Humanity won't face the singularity in my lifetime, but what matters today is that we had this chance, a golden opportunity to make something inclusive, amazing and bold, then we blew it. We fed our young child a diet of evil, bias, discrimination, the plain old awful side of us, and we have raised an all-powerful Dr Evil.
There is no route back. There is no amount of oversight or law-making that can correct where AI is now.
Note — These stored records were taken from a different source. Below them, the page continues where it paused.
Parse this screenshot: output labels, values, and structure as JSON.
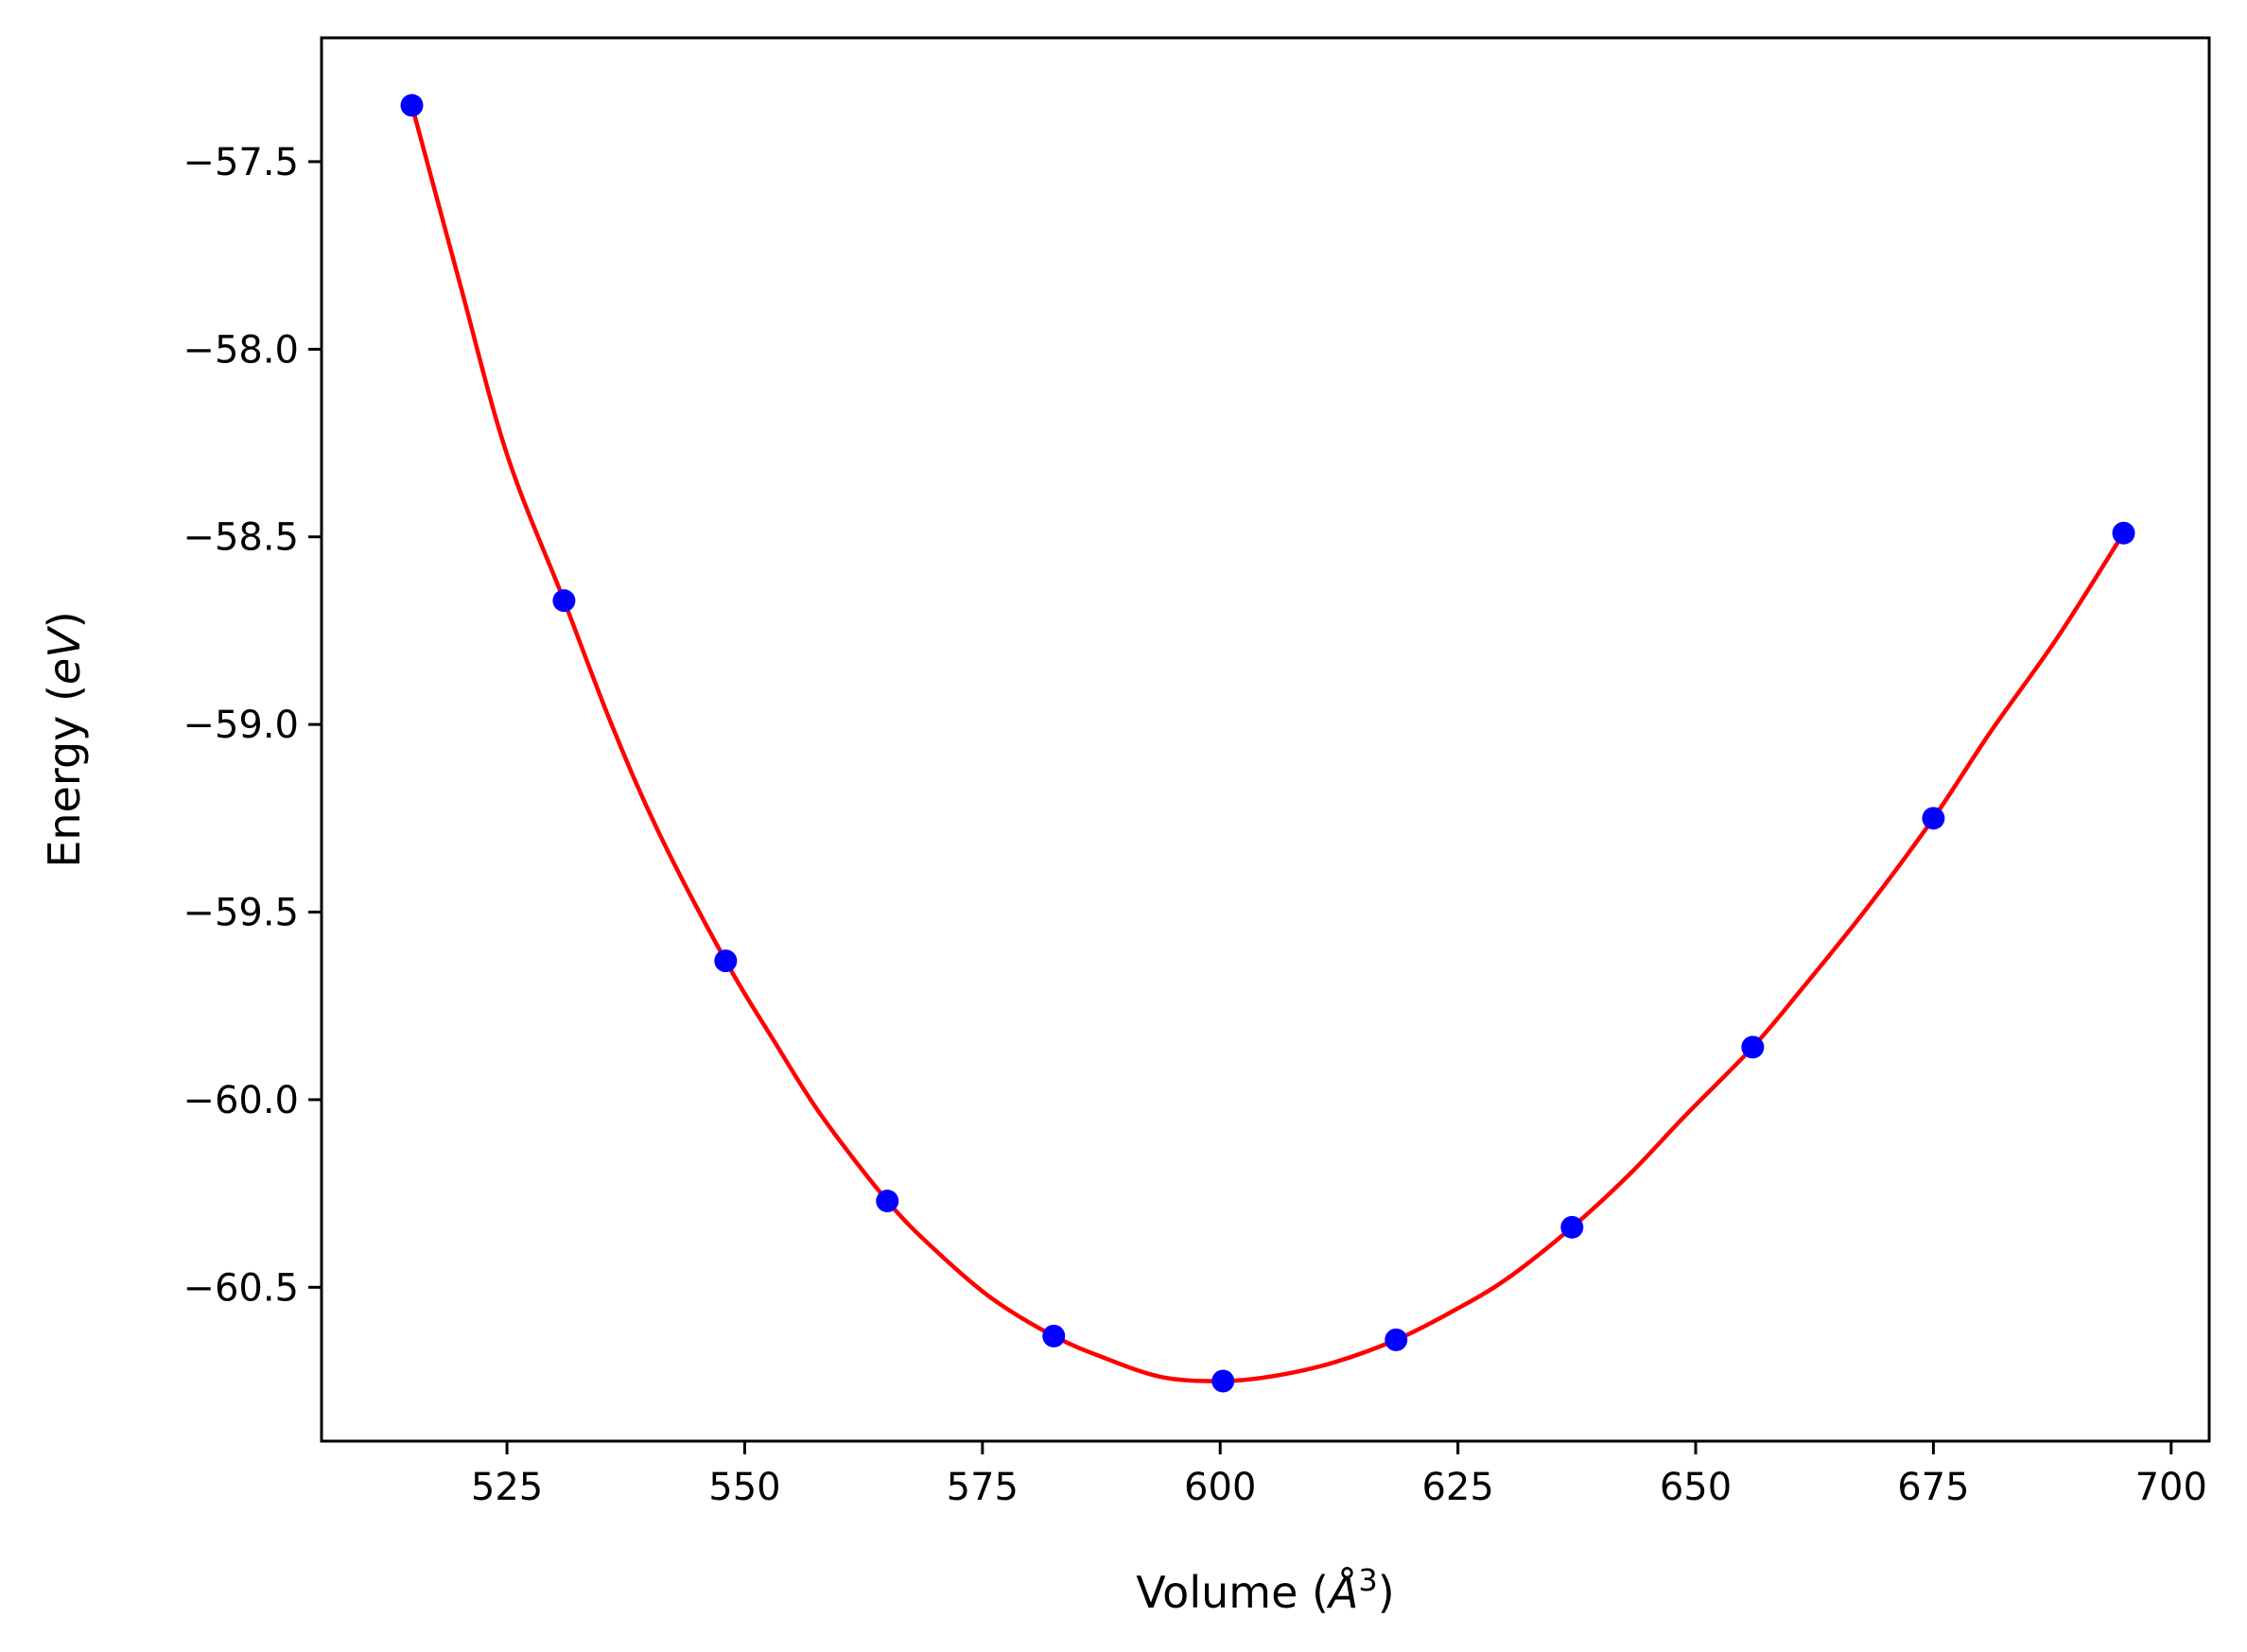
{
  "chart_data": {
    "type": "line",
    "title": "",
    "xlabel_main": "Volume (",
    "xlabel_unit": "Å",
    "xlabel_power": "3",
    "xlabel_close": ")",
    "ylabel_main": "Energy (",
    "ylabel_unit": "eV",
    "ylabel_close": ")",
    "xlim": [
      505.5,
      704.0
    ],
    "ylim": [
      -60.91,
      -57.17
    ],
    "xticks": [
      525,
      550,
      575,
      600,
      625,
      650,
      675,
      700
    ],
    "xtick_labels": [
      "525",
      "550",
      "575",
      "600",
      "625",
      "650",
      "675",
      "700"
    ],
    "yticks": [
      -57.5,
      -58.0,
      -58.5,
      -59.0,
      -59.5,
      -60.0,
      -60.5
    ],
    "ytick_labels": [
      "−57.5",
      "−58.0",
      "−58.5",
      "−59.0",
      "−59.5",
      "−60.0",
      "−60.5"
    ],
    "grid": false,
    "series": [
      {
        "type": "line",
        "color": "#ff0000",
        "x": [
          515.0,
          520.0,
          525.0,
          531.0,
          536.0,
          541.0,
          548.0,
          553.0,
          558.0,
          565.0,
          570.0,
          576.0,
          582.5,
          588.0,
          594.0,
          600.3,
          606.0,
          612.0,
          618.5,
          624.0,
          630.0,
          637.0,
          643.0,
          649.0,
          656.0,
          661.0,
          668.0,
          675.0,
          681.0,
          688.0,
          695.0
        ],
        "y": [
          -57.35,
          -57.82,
          -58.28,
          -58.67,
          -59.0,
          -59.29,
          -59.63,
          -59.84,
          -60.04,
          -60.27,
          -60.4,
          -60.53,
          -60.63,
          -60.69,
          -60.74,
          -60.75,
          -60.735,
          -60.7,
          -60.64,
          -60.57,
          -60.48,
          -60.34,
          -60.2,
          -60.04,
          -59.86,
          -59.71,
          -59.49,
          -59.25,
          -59.02,
          -58.77,
          -58.49
        ]
      },
      {
        "type": "scatter",
        "color": "#0000ff",
        "x": [
          515.0,
          531.0,
          548.0,
          565.0,
          582.5,
          600.3,
          618.5,
          637.0,
          656.0,
          675.0,
          695.0
        ],
        "y": [
          -57.35,
          -58.67,
          -59.63,
          -60.27,
          -60.63,
          -60.75,
          -60.64,
          -60.34,
          -59.86,
          -59.25,
          -58.49
        ]
      }
    ]
  }
}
The Pattern Recognition Problem
AI systems don't just learn facts, they learn patterns from decades of human behaviour, including our biases, prejudices, and historical inequalities. When we train AI on data that reflects a world where:
- Women were predominantly cast in servile roles
- Certain demographics were marginalised or underrepresented
- Harassment and discrimination were normalised
We create systems that perpetuate and amplify these patterns, often in ways we don't immediately recognise.
The Monopoly Effect
Like a game of Monopoly where early players buy up all the prime real estate, the companies and cultures that shaped early AI development have established patterns that are now incredibly difficult to change. The "board" is set, the rules are established, and newcomers find themselves playing a game where the fundamental assumptions were decided before they arrived.
Key Insights
- Early AI design decisions create lasting biases that compound over time
- Gender representation in AI interfaces reflects and reinforces societal inequalities
- What seemed like innocent technical choices have profound social consequences
- The data we use to train AI systems carries forward historical injustices
Looking Forward
While the fundamental patterns may be set, understanding how we got here is crucial for anyone working with AI systems today. Recognition of these biases is the first step toward making more conscious choices about how we implement and interact with artificial intelligence.
The pink house taught me that different perspectives on the same situation can lead to entirely different conclusions. What seemed like a disaster to 14-year-old me was simply a homeowner making a choice about their property. AI systems, however, lack this capacity for multiple perspectives or self-reflection.
They see patterns in data and optimise for those patterns, without questioning whether those patterns represent the world we want to create or simply the world we happened to inherit.
Recommended Reading
Read Tracey Spicer's book, Man-Made. I think in 10 years we'll look upon how prescient this and other similar works truly are.
Special heat-resistant robots will be burning me and the other heretics at the stake by that point, so it won't matter for too long.